Auf dem Jackson Hole Zentralbanksymposium ging eine Studie fast unter, die eine Lösung beschreibt, wie wir dieses sinnlose Spiel beenden können. Die Harvard Universität hat in dieser Studie untersucht, wie stark sich die Preise in einem Land verändern, das seine Währung abwertet. Man hat herausgefunden, dass eine Währungsabwertung in einem Land wie der Türkei oder Japan um 10 % schon nach kurzer Zeit zu 90 % bis 100 % auf die Preise durchschlägt, die Preise steigen also tendenziell auch um diese 10 %. Das liege daran, dass 60 % der Importe in der Türkei in US-Dollar abgerechnet werden, in Japan liegt der Anteil sogar bei 71 %. Nun hat man herausgefunden, dass eine Währungsabwertung oder Währungsaufwertung im US-Dollar um 10 % nur zu 44 % auf die Preise in den Vereinigten Staaten durchschlägt, also bei einer Abwertung des USD um 10 % würden die Preise nur um 4,4 % steigen. Das liegt daran, dass die USA 99 % ihrer Importrechnungen in ihrer eigenen Währung, dem USD, bezahlen. Und da liegt der Hund begraben. Janet Yellen kann zumindest gemäß diesen neuen Untersuchungsergebnissen sehr wohl die Zinsen anheben, ohne durch den damit ausgelösten weiteren Anstieg des USD eine allzu stark sinkende Inflationsrate im eigenen Land befürchten zu müssen. Das war ja oft das Argument: Wenn die die Zinsen anhebt, dann geht der USD durch die Decke, und das wird die Inflation zu tief sinken lassen. Sehr wohl wird die US-Notenbank mit einem Zinsschritt aber ernste Inflationsgefahren für Länder wie die Türkei erzeugen, deren Währungen gegenüber dem USD einbrechen werden und dort landet dieser Währungseffekt 1-zu-1 in den Preisstatistiken.

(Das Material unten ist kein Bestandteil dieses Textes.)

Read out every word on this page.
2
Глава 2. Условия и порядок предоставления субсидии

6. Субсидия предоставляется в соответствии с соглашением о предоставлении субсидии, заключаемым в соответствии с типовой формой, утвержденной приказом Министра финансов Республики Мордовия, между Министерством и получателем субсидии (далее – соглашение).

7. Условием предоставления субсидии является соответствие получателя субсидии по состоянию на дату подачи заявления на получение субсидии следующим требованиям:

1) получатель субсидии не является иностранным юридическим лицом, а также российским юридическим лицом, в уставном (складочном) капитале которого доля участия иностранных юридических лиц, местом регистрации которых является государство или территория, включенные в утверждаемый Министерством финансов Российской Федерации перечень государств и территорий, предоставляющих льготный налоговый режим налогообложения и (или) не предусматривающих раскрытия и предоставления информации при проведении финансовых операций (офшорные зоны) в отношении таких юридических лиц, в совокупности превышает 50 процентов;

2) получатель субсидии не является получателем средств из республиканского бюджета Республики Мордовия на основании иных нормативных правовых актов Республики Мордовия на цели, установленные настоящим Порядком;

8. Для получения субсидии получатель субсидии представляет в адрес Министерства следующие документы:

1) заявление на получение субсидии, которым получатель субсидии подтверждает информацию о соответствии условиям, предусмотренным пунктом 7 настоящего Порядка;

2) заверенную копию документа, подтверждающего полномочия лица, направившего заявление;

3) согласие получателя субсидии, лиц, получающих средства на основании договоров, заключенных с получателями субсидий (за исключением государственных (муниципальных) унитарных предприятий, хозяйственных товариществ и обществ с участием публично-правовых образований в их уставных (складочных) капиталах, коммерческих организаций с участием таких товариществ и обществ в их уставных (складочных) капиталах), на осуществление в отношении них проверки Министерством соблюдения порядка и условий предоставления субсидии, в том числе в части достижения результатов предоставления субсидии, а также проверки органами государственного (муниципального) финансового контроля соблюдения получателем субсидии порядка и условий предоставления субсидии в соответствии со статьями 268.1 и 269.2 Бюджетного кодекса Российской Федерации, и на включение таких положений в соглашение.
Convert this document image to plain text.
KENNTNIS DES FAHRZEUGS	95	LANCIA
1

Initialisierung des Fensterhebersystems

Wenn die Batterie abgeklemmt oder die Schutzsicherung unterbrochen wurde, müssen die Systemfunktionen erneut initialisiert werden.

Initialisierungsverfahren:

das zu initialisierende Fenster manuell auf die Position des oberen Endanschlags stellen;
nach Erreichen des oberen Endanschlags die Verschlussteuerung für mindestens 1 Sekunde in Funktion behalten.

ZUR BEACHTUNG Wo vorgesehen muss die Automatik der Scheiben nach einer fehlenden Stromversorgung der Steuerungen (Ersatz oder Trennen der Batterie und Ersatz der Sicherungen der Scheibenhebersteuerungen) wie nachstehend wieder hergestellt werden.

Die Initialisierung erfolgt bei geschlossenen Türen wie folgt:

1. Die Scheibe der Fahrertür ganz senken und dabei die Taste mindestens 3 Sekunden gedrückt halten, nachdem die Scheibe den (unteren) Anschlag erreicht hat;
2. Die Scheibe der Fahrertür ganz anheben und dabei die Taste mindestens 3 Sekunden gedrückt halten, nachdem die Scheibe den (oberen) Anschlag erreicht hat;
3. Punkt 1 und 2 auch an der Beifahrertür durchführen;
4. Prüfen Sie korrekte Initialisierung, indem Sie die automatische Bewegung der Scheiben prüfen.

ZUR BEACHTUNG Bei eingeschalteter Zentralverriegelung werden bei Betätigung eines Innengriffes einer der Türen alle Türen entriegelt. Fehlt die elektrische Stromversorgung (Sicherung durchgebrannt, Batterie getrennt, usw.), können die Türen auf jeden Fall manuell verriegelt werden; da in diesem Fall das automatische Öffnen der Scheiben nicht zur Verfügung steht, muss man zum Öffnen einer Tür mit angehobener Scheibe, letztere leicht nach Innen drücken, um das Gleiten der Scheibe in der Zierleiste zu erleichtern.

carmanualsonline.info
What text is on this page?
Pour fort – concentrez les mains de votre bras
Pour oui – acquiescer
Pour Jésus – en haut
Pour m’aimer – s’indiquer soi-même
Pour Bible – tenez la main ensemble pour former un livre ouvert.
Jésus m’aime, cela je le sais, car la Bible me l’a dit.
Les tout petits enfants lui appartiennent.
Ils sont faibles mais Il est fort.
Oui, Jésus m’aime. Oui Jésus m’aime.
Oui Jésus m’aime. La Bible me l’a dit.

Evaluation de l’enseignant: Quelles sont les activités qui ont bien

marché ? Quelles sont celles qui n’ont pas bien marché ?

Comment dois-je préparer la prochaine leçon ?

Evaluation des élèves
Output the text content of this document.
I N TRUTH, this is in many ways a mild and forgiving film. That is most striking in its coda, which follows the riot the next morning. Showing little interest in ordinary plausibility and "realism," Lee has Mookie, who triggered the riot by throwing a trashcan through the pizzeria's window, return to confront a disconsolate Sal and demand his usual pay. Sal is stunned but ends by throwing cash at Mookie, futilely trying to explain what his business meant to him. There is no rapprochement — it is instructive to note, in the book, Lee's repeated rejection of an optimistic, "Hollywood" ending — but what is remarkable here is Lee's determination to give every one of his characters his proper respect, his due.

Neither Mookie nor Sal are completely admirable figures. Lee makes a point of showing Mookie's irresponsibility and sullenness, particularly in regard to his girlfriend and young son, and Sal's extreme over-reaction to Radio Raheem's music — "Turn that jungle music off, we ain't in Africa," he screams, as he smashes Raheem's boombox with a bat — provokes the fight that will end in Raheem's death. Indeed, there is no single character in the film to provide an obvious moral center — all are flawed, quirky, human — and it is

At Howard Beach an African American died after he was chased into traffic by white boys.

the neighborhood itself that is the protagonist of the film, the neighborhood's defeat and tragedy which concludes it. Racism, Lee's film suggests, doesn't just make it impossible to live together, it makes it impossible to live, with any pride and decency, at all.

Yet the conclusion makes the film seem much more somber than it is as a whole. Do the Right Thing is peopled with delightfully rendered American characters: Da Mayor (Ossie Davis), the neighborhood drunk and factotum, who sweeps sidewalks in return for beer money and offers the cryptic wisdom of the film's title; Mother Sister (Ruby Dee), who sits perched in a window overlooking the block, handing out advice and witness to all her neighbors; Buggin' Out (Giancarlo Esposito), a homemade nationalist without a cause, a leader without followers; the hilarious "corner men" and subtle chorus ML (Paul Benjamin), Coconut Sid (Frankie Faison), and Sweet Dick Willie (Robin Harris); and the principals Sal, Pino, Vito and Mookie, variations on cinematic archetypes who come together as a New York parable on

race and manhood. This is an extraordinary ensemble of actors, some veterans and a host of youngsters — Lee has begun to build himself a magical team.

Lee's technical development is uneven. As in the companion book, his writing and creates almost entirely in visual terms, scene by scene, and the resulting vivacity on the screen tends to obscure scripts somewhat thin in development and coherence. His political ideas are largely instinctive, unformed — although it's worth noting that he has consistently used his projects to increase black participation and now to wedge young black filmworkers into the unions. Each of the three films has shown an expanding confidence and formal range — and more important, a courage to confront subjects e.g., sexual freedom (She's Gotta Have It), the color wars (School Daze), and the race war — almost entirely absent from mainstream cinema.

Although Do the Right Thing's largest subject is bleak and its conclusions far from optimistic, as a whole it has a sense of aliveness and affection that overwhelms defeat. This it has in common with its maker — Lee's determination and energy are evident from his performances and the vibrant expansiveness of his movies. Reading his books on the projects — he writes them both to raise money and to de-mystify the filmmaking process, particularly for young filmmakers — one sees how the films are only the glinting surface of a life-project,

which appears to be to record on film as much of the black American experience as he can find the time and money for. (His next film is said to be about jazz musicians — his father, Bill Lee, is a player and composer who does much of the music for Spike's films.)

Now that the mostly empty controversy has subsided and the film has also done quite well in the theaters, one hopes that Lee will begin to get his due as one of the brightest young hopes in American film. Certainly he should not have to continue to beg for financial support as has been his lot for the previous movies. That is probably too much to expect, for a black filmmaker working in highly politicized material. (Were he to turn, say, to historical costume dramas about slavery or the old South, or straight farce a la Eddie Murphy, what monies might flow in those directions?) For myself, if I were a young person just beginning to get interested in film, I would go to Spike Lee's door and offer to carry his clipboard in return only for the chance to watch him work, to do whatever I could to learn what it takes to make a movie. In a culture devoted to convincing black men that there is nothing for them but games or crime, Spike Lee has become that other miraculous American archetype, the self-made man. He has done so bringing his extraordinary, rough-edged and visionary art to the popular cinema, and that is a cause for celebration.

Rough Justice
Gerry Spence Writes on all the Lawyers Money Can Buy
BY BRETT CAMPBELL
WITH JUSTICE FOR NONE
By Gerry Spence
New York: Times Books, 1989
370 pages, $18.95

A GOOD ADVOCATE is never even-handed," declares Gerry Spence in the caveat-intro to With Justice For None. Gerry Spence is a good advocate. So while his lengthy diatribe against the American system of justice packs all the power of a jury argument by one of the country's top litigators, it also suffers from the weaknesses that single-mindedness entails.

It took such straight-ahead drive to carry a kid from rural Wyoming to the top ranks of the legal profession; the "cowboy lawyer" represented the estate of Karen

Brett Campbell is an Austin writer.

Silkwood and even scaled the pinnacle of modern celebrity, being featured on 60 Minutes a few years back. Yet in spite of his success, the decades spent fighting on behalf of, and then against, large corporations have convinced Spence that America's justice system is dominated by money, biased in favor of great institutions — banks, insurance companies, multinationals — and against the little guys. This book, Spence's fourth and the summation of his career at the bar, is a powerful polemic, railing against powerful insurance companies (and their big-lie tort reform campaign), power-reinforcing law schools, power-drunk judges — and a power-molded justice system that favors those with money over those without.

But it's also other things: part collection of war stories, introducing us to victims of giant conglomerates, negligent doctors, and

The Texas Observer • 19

Es ist von dieser Warte aus betrachtet auch verständlich, dass China, das eine so große Rolle im Welthandel spielt, seine Währung weltweit anerkannt sehen will. Denn nur wenn man die Rechnungen für seine Produkte im Export und Import in der eigenen Währung stellt ist man unabhängiger von Inflationsschocks aus dem Ausland. Diesen Luxus genießen nur die Amerikaner. Man muss sich hier einmal Japan betrachten: Die Japaner stellen nur 33 % ihrer Rechnungen ihrer Exportgüter in der eigenen Währung. Damit hat die dramatische Yen-Abwertung der letzten Jahre kaum eine Wirkung auf die Exportpreise Japans, weil Japans Unternehmen den Großteil, zwei Drittel, ihrer Exportrechnungen nicht in der eigenen Währung abrechnen. Hätten die USA aber um 10 % abgewertet, wären auch die Produkte der USA im Export um 10 % günstiger geworden.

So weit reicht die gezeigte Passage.